11. Coast Redwood West of Little Beef Bridge .4 miles in Seabeck, Coast Redwood (sequoia sempervirens), 116 feet
This tree was planted around 1955, plus or minus four years, making it roughly 67 years old (give or take four years). It is on personal property and has a girth of around 16 feet. It might be impossible to get too close to it but you might be able to view it once you get close to the tree.
10. Giant sequoia in Jefferson Park in Tacoma, Giant Sequoia (sequoiadendron giganteum), 119 feet
Located in Jefferson Park in Pierce County, this 119-foot giant sequoia has a girth of roughly 36 feet and is a tall, slender tree, even though the branches do become a little wider the closer to the top of the tree that you get. It should be a very nice-looking tree to visit.
9. Kalaloch Redcedar, Western redcedar (thuja plicata), 123 feet
This beautiful redcedar tree can be found in the city of Kalaloch in Olympic National Park. It has a girth of around 62 feet and was planted somewhere around the year 450, give or take 200 years. This means that as of the year 2022, this tree is around 1,572 years old (plus or minus 200 years).
8. Alaskan Cedar in Jefferson, Alaskan Cedar (cupressus nootkatensis), 124 feet
Also called the yellow cedar and the Alaskan cypress, this tree usually has a diameter of 11 to 13 feet. The bark is thin and purplish when the tree is young but it eventually turns flaky and gray in color. They have cones that are less than an inch long and dark-green leaves that are small as well.

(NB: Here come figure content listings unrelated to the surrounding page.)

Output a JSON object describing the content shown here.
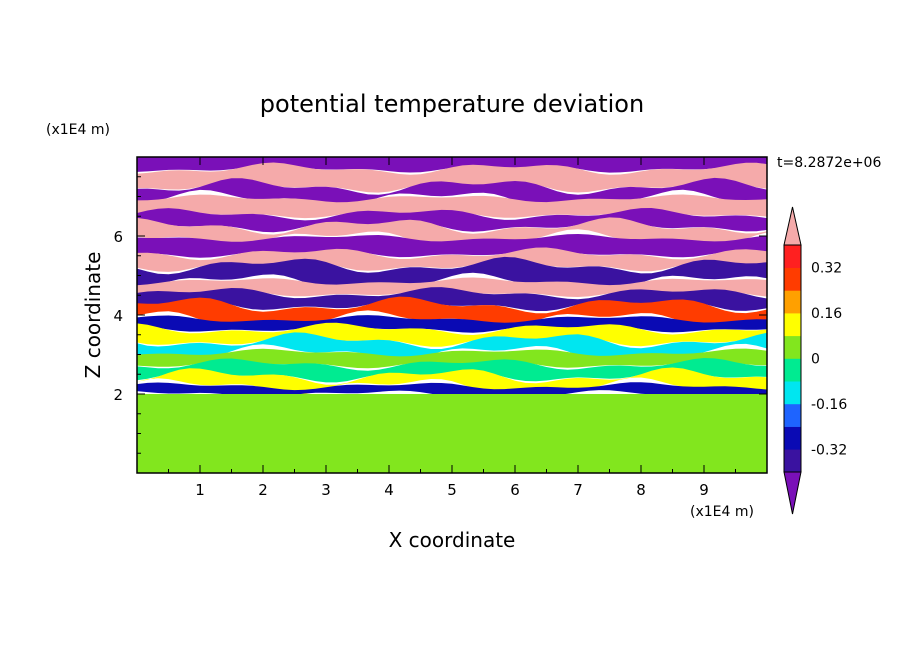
{
  "chart_data": {
    "type": "heatmap",
    "title": "potential temperature deviation",
    "xlabel": "X coordinate",
    "ylabel": "Z coordinate",
    "x_unit": "(x1E4 m)",
    "y_unit": "(x1E4 m)",
    "time_label": "t=8.2872e+06",
    "xlim": [
      0,
      10
    ],
    "ylim": [
      0,
      8
    ],
    "x_ticks": [
      "1",
      "2",
      "3",
      "4",
      "5",
      "6",
      "7",
      "8",
      "9"
    ],
    "y_ticks": [
      "2",
      "4",
      "6"
    ],
    "colorbar": {
      "tick_labels": [
        "0.32",
        "0.16",
        "0",
        "-0.16",
        "-0.32"
      ],
      "tick_values": [
        0.32,
        0.16,
        0,
        -0.16,
        -0.32
      ],
      "levels": [
        -0.4,
        -0.32,
        -0.24,
        -0.16,
        -0.08,
        0,
        0.08,
        0.16,
        0.24,
        0.32,
        0.4
      ],
      "colors": [
        "#7a10b8",
        "#3a12a0",
        "#0a0ab4",
        "#1e64ff",
        "#00e6f0",
        "#00eb91",
        "#82e61e",
        "#ffff00",
        "#ffa000",
        "#ff3c00",
        "#ff2020",
        "#f5aaaa"
      ],
      "extend": "both"
    },
    "bands": [
      {
        "z0": 7.7,
        "z1": 8.0,
        "value": -0.45
      },
      {
        "z0": 7.25,
        "z1": 7.7,
        "value": 0.45
      },
      {
        "z0": 6.95,
        "z1": 7.25,
        "value": -0.45
      },
      {
        "z0": 6.55,
        "z1": 6.95,
        "value": 0.45
      },
      {
        "z0": 6.25,
        "z1": 6.55,
        "value": -0.45
      },
      {
        "z0": 5.95,
        "z1": 6.25,
        "value": 0.45
      },
      {
        "z0": 5.55,
        "z1": 5.95,
        "value": -0.45
      },
      {
        "z0": 5.25,
        "z1": 5.55,
        "value": 0.45
      },
      {
        "z0": 4.85,
        "z1": 5.25,
        "value": -0.4
      },
      {
        "z0": 4.55,
        "z1": 4.85,
        "value": 0.4
      },
      {
        "z0": 4.25,
        "z1": 4.55,
        "value": -0.4
      },
      {
        "z0": 3.9,
        "z1": 4.25,
        "value": 0.3
      },
      {
        "z0": 3.65,
        "z1": 3.9,
        "value": -0.3
      },
      {
        "z0": 3.35,
        "z1": 3.65,
        "value": 0.1
      },
      {
        "z0": 3.05,
        "z1": 3.35,
        "value": -0.1
      },
      {
        "z0": 2.75,
        "z1": 3.05,
        "value": 0.05
      },
      {
        "z0": 2.45,
        "z1": 2.75,
        "value": -0.05
      },
      {
        "z0": 2.2,
        "z1": 2.45,
        "value": 0.15
      },
      {
        "z0": 2.0,
        "z1": 2.2,
        "value": -0.25
      },
      {
        "z0": 0.0,
        "z1": 2.0,
        "value": 0.03
      }
    ]
  }
}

7. Western Redcedar in Clallam, Western Redcedar (thuja plicata), 164 feet
Redcedars live a long time, sometimes getting as old as 1,500 years. They become more hollow and gnarly with age, and they have tops that can be spiked or sparsely foliated. The exact location of this Western redcedar – also called a Pacific redcedar – is unknown.
6. Thuja Western Hemlock in Jefferson, Western Hemlock (tsuga heterophylla), 190 feet
The Western hemlock can get to heights of more than 250 feet and has bark that is a reddish-brown color and trunks that are very wide. They are very impressive trees indeed.

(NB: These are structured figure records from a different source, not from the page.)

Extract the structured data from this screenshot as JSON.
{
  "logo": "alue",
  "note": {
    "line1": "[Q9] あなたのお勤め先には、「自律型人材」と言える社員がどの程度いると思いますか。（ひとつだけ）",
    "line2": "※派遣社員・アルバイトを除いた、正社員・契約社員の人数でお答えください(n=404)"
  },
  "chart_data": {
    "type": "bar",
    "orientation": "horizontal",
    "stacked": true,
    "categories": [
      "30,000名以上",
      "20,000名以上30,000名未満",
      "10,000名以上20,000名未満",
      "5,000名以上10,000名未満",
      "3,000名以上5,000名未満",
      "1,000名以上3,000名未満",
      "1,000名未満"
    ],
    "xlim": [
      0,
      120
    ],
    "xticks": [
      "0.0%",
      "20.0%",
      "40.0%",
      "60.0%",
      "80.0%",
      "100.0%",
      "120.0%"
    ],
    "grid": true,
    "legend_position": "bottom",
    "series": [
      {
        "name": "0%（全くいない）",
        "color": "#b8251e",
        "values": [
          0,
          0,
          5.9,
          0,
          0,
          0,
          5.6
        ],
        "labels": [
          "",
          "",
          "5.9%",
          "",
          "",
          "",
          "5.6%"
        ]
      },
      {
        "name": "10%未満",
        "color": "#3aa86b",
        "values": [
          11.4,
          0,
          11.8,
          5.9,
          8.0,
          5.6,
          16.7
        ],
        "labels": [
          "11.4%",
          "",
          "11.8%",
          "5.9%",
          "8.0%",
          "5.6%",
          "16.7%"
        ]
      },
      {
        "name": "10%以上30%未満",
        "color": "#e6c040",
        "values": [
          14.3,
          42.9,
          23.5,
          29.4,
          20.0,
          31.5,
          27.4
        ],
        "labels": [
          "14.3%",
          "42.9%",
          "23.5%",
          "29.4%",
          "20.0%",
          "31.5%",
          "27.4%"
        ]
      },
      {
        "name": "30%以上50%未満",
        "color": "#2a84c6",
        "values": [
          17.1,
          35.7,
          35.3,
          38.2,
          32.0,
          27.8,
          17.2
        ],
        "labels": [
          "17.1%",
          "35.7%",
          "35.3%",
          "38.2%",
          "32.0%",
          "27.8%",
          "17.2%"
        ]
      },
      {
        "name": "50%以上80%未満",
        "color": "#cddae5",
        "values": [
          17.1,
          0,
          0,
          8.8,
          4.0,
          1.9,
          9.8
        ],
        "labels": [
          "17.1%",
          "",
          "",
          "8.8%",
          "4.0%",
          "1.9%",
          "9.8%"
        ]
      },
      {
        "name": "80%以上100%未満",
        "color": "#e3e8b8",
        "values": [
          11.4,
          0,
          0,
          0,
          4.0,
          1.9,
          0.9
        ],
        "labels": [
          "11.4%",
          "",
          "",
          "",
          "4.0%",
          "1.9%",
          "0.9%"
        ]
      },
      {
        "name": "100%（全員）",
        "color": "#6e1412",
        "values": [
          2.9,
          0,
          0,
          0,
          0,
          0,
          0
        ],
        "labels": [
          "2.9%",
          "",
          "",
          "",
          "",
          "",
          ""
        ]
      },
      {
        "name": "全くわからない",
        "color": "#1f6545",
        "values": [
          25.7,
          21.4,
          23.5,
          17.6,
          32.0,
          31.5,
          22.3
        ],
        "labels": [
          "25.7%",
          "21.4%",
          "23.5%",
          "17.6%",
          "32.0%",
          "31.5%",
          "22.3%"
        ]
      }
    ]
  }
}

5. Quinault Lake Spruce, Sitka Spruce (picea sitchensis), 190 feet
Located in Lake Quinault close to the resort in Grays Harbor County, this 190-foot tree is the third largest sitka spruce when you consider volume. Compared to other trees of these species, this particular tree has the largest base, making the tree very noticeable even if you’re not into looking at large trees. The girth of the tree is roughly 56 feet.

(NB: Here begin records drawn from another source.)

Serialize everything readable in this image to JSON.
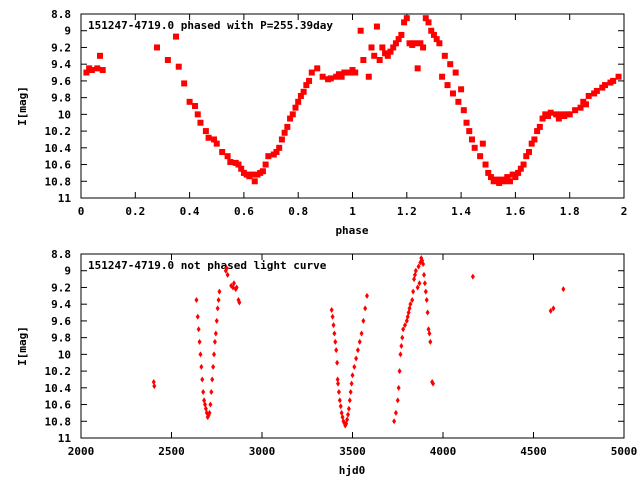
{
  "colors": {
    "points": "#ff0000",
    "axes": "#000000",
    "background": "#ffffff"
  },
  "chart_data": [
    {
      "type": "scatter",
      "title": "151247-4719.0 phased with P=255.39day",
      "xlabel": "phase",
      "ylabel": "I[mag]",
      "xlim": [
        0,
        2
      ],
      "ylim": [
        8.8,
        11
      ],
      "y_inverted": true,
      "grid": false,
      "xticks": [
        "0",
        "0.2",
        "0.4",
        "0.6",
        "0.8",
        "1",
        "1.2",
        "1.4",
        "1.6",
        "1.8",
        "2"
      ],
      "yticks": [
        "8.8",
        "9",
        "9.2",
        "9.4",
        "9.6",
        "9.8",
        "10",
        "10.2",
        "10.4",
        "10.6",
        "10.8",
        "11"
      ],
      "series": [
        {
          "marker": "filled-square",
          "points": [
            [
              0.02,
              9.5
            ],
            [
              0.03,
              9.45
            ],
            [
              0.04,
              9.47
            ],
            [
              0.06,
              9.45
            ],
            [
              0.07,
              9.3
            ],
            [
              0.08,
              9.47
            ],
            [
              0.28,
              9.2
            ],
            [
              0.32,
              9.35
            ],
            [
              0.35,
              9.07
            ],
            [
              0.36,
              9.43
            ],
            [
              0.38,
              9.63
            ],
            [
              0.4,
              9.85
            ],
            [
              0.42,
              9.9
            ],
            [
              0.43,
              10.0
            ],
            [
              0.44,
              10.1
            ],
            [
              0.46,
              10.2
            ],
            [
              0.47,
              10.28
            ],
            [
              0.49,
              10.3
            ],
            [
              0.5,
              10.35
            ],
            [
              0.52,
              10.45
            ],
            [
              0.54,
              10.5
            ],
            [
              0.55,
              10.57
            ],
            [
              0.57,
              10.58
            ],
            [
              0.58,
              10.6
            ],
            [
              0.59,
              10.65
            ],
            [
              0.6,
              10.7
            ],
            [
              0.61,
              10.72
            ],
            [
              0.62,
              10.74
            ],
            [
              0.63,
              10.72
            ],
            [
              0.64,
              10.8
            ],
            [
              0.65,
              10.72
            ],
            [
              0.66,
              10.7
            ],
            [
              0.67,
              10.68
            ],
            [
              0.68,
              10.6
            ],
            [
              0.69,
              10.5
            ],
            [
              0.71,
              10.48
            ],
            [
              0.72,
              10.45
            ],
            [
              0.73,
              10.4
            ],
            [
              0.74,
              10.3
            ],
            [
              0.75,
              10.22
            ],
            [
              0.76,
              10.15
            ],
            [
              0.77,
              10.05
            ],
            [
              0.78,
              10.0
            ],
            [
              0.79,
              9.92
            ],
            [
              0.8,
              9.85
            ],
            [
              0.81,
              9.78
            ],
            [
              0.82,
              9.73
            ],
            [
              0.83,
              9.65
            ],
            [
              0.84,
              9.6
            ],
            [
              0.85,
              9.5
            ],
            [
              0.87,
              9.45
            ],
            [
              0.89,
              9.55
            ],
            [
              0.91,
              9.58
            ],
            [
              0.92,
              9.57
            ],
            [
              0.94,
              9.55
            ],
            [
              0.95,
              9.52
            ],
            [
              0.96,
              9.55
            ],
            [
              0.97,
              9.5
            ],
            [
              0.99,
              9.5
            ],
            [
              1.0,
              9.47
            ],
            [
              1.01,
              9.5
            ],
            [
              1.03,
              9.0
            ],
            [
              1.04,
              9.35
            ],
            [
              1.06,
              9.55
            ],
            [
              1.07,
              9.2
            ],
            [
              1.08,
              9.3
            ],
            [
              1.09,
              8.95
            ],
            [
              1.1,
              9.35
            ],
            [
              1.11,
              9.2
            ],
            [
              1.12,
              9.27
            ],
            [
              1.13,
              9.3
            ],
            [
              1.14,
              9.25
            ],
            [
              1.15,
              9.2
            ],
            [
              1.16,
              9.15
            ],
            [
              1.17,
              9.1
            ],
            [
              1.18,
              9.05
            ],
            [
              1.19,
              8.9
            ],
            [
              1.2,
              8.85
            ],
            [
              1.21,
              9.15
            ],
            [
              1.22,
              9.17
            ],
            [
              1.23,
              9.15
            ],
            [
              1.24,
              9.45
            ],
            [
              1.25,
              9.15
            ],
            [
              1.26,
              9.2
            ],
            [
              1.27,
              8.85
            ],
            [
              1.28,
              8.9
            ],
            [
              1.29,
              9.0
            ],
            [
              1.3,
              9.05
            ],
            [
              1.31,
              9.1
            ],
            [
              1.32,
              9.15
            ],
            [
              1.33,
              9.55
            ],
            [
              1.34,
              9.3
            ],
            [
              1.35,
              9.65
            ],
            [
              1.36,
              9.4
            ],
            [
              1.37,
              9.75
            ],
            [
              1.38,
              9.5
            ],
            [
              1.39,
              9.85
            ],
            [
              1.4,
              9.7
            ],
            [
              1.41,
              9.95
            ],
            [
              1.42,
              10.1
            ],
            [
              1.43,
              10.2
            ],
            [
              1.44,
              10.3
            ],
            [
              1.45,
              10.4
            ],
            [
              1.47,
              10.5
            ],
            [
              1.48,
              10.35
            ],
            [
              1.49,
              10.6
            ],
            [
              1.5,
              10.7
            ],
            [
              1.51,
              10.75
            ],
            [
              1.52,
              10.8
            ],
            [
              1.53,
              10.78
            ],
            [
              1.54,
              10.82
            ],
            [
              1.55,
              10.78
            ],
            [
              1.56,
              10.8
            ],
            [
              1.57,
              10.75
            ],
            [
              1.58,
              10.8
            ],
            [
              1.59,
              10.72
            ],
            [
              1.6,
              10.75
            ],
            [
              1.61,
              10.7
            ],
            [
              1.62,
              10.65
            ],
            [
              1.63,
              10.6
            ],
            [
              1.64,
              10.5
            ],
            [
              1.65,
              10.45
            ],
            [
              1.66,
              10.35
            ],
            [
              1.67,
              10.3
            ],
            [
              1.68,
              10.2
            ],
            [
              1.69,
              10.15
            ],
            [
              1.7,
              10.05
            ],
            [
              1.71,
              10.0
            ],
            [
              1.72,
              10.02
            ],
            [
              1.73,
              9.98
            ],
            [
              1.75,
              10.0
            ],
            [
              1.76,
              10.05
            ],
            [
              1.77,
              10.0
            ],
            [
              1.78,
              10.02
            ],
            [
              1.79,
              10.0
            ],
            [
              1.8,
              10.0
            ],
            [
              1.82,
              9.95
            ],
            [
              1.84,
              9.92
            ],
            [
              1.85,
              9.85
            ],
            [
              1.86,
              9.88
            ],
            [
              1.87,
              9.78
            ],
            [
              1.89,
              9.75
            ],
            [
              1.9,
              9.72
            ],
            [
              1.92,
              9.68
            ],
            [
              1.93,
              9.65
            ],
            [
              1.95,
              9.62
            ],
            [
              1.96,
              9.6
            ],
            [
              1.98,
              9.55
            ]
          ]
        }
      ]
    },
    {
      "type": "scatter",
      "title": "151247-4719.0 not phased light curve",
      "xlabel": "hjd0",
      "ylabel": "I[mag]",
      "xlim": [
        2000,
        5000
      ],
      "ylim": [
        8.8,
        11
      ],
      "y_inverted": true,
      "grid": false,
      "xticks": [
        "2000",
        "2500",
        "3000",
        "3500",
        "4000",
        "4500",
        "5000"
      ],
      "yticks": [
        "8.8",
        "9",
        "9.2",
        "9.4",
        "9.6",
        "9.8",
        "10",
        "10.2",
        "10.4",
        "10.6",
        "10.8",
        "11"
      ],
      "series": [
        {
          "marker": "filled-diamond",
          "points": [
            [
              2402,
              10.33
            ],
            [
              2405,
              10.38
            ],
            [
              2638,
              9.35
            ],
            [
              2645,
              9.55
            ],
            [
              2650,
              9.7
            ],
            [
              2655,
              9.85
            ],
            [
              2660,
              10.0
            ],
            [
              2665,
              10.15
            ],
            [
              2670,
              10.3
            ],
            [
              2675,
              10.45
            ],
            [
              2680,
              10.55
            ],
            [
              2685,
              10.6
            ],
            [
              2690,
              10.65
            ],
            [
              2695,
              10.7
            ],
            [
              2700,
              10.75
            ],
            [
              2705,
              10.73
            ],
            [
              2710,
              10.7
            ],
            [
              2715,
              10.6
            ],
            [
              2720,
              10.45
            ],
            [
              2725,
              10.3
            ],
            [
              2730,
              10.15
            ],
            [
              2735,
              10.0
            ],
            [
              2740,
              9.85
            ],
            [
              2745,
              9.75
            ],
            [
              2750,
              9.6
            ],
            [
              2755,
              9.45
            ],
            [
              2760,
              9.35
            ],
            [
              2765,
              9.25
            ],
            [
              2800,
              9.0
            ],
            [
              2805,
              8.97
            ],
            [
              2810,
              9.05
            ],
            [
              2830,
              9.18
            ],
            [
              2840,
              9.2
            ],
            [
              2845,
              9.15
            ],
            [
              2855,
              9.22
            ],
            [
              2860,
              9.2
            ],
            [
              2870,
              9.35
            ],
            [
              2875,
              9.38
            ],
            [
              3385,
              9.47
            ],
            [
              3390,
              9.55
            ],
            [
              3395,
              9.65
            ],
            [
              3400,
              9.75
            ],
            [
              3405,
              9.85
            ],
            [
              3410,
              9.95
            ],
            [
              3415,
              10.1
            ],
            [
              3418,
              10.3
            ],
            [
              3420,
              10.35
            ],
            [
              3425,
              10.45
            ],
            [
              3430,
              10.55
            ],
            [
              3435,
              10.62
            ],
            [
              3440,
              10.7
            ],
            [
              3445,
              10.75
            ],
            [
              3450,
              10.8
            ],
            [
              3455,
              10.82
            ],
            [
              3460,
              10.85
            ],
            [
              3465,
              10.83
            ],
            [
              3470,
              10.78
            ],
            [
              3475,
              10.72
            ],
            [
              3480,
              10.65
            ],
            [
              3485,
              10.55
            ],
            [
              3490,
              10.45
            ],
            [
              3495,
              10.35
            ],
            [
              3500,
              10.25
            ],
            [
              3510,
              10.15
            ],
            [
              3520,
              10.05
            ],
            [
              3530,
              9.95
            ],
            [
              3540,
              9.85
            ],
            [
              3550,
              9.75
            ],
            [
              3560,
              9.6
            ],
            [
              3570,
              9.45
            ],
            [
              3580,
              9.3
            ],
            [
              3730,
              10.8
            ],
            [
              3740,
              10.7
            ],
            [
              3750,
              10.55
            ],
            [
              3755,
              10.4
            ],
            [
              3760,
              10.2
            ],
            [
              3765,
              10.0
            ],
            [
              3770,
              9.9
            ],
            [
              3775,
              9.8
            ],
            [
              3780,
              9.7
            ],
            [
              3790,
              9.65
            ],
            [
              3800,
              9.6
            ],
            [
              3805,
              9.55
            ],
            [
              3810,
              9.5
            ],
            [
              3815,
              9.45
            ],
            [
              3820,
              9.4
            ],
            [
              3830,
              9.35
            ],
            [
              3835,
              9.25
            ],
            [
              3840,
              9.1
            ],
            [
              3845,
              9.05
            ],
            [
              3850,
              9.0
            ],
            [
              3860,
              9.2
            ],
            [
              3865,
              8.95
            ],
            [
              3870,
              9.15
            ],
            [
              3875,
              8.9
            ],
            [
              3880,
              8.85
            ],
            [
              3885,
              8.88
            ],
            [
              3890,
              8.92
            ],
            [
              3895,
              9.05
            ],
            [
              3900,
              9.15
            ],
            [
              3905,
              9.25
            ],
            [
              3910,
              9.35
            ],
            [
              3915,
              9.5
            ],
            [
              3920,
              9.7
            ],
            [
              3925,
              9.75
            ],
            [
              3930,
              9.85
            ],
            [
              3940,
              10.33
            ],
            [
              3945,
              10.35
            ],
            [
              4165,
              9.07
            ],
            [
              4595,
              9.48
            ],
            [
              4610,
              9.45
            ],
            [
              4665,
              9.22
            ]
          ]
        }
      ]
    }
  ]
}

4. Western Balsam Poplar Close to Bulson Falls in Conway, Western Balsam Poplar (populus trichocarpa), 200 feet
Very tall and with spike-like branches especially close to the top, this tree is located in Skagit County and has a girth measurement of roughly 20 feet. If you can find Bulson Falls, it shouldn’t be difficult to find this amazing-looking tree.
3. Abies Noble Fir in Cowlitz County, Abies Noble Fir (abies procera), 252 feet
According to some research, this tree is no longer alive. It was reported to have a spread of around 42 feet and is located not far from the crater of Mount St. Helens. Noble firs are known to have very slim trunks and very tough wood that is useful for a number of purposes.
2. Lake Quinault Douglas Fir, Common Douglas-fir (pseudotsuga menziesii), 293 feet
This Douglas fir tree is located in Olympic National Forest close to Lake Quinault. At nearly 300 feet high, it is a very impressive tree, which is one of the reasons it was designated the champion of its species, as well as the largest known Douglas fir in the United States, in the year 2018.
1. Coast Douglas Fir in Grays Harbor County, Coast Douglas Fir (pseudotsuga menziesii), 294 feet
The Coast Douglas fir is one of the three species of Douglas fir trees. This particular tree is nearly 300 feet high, making it one very tall tree. Douglas firs are also called Oregon pines or Columbian pines.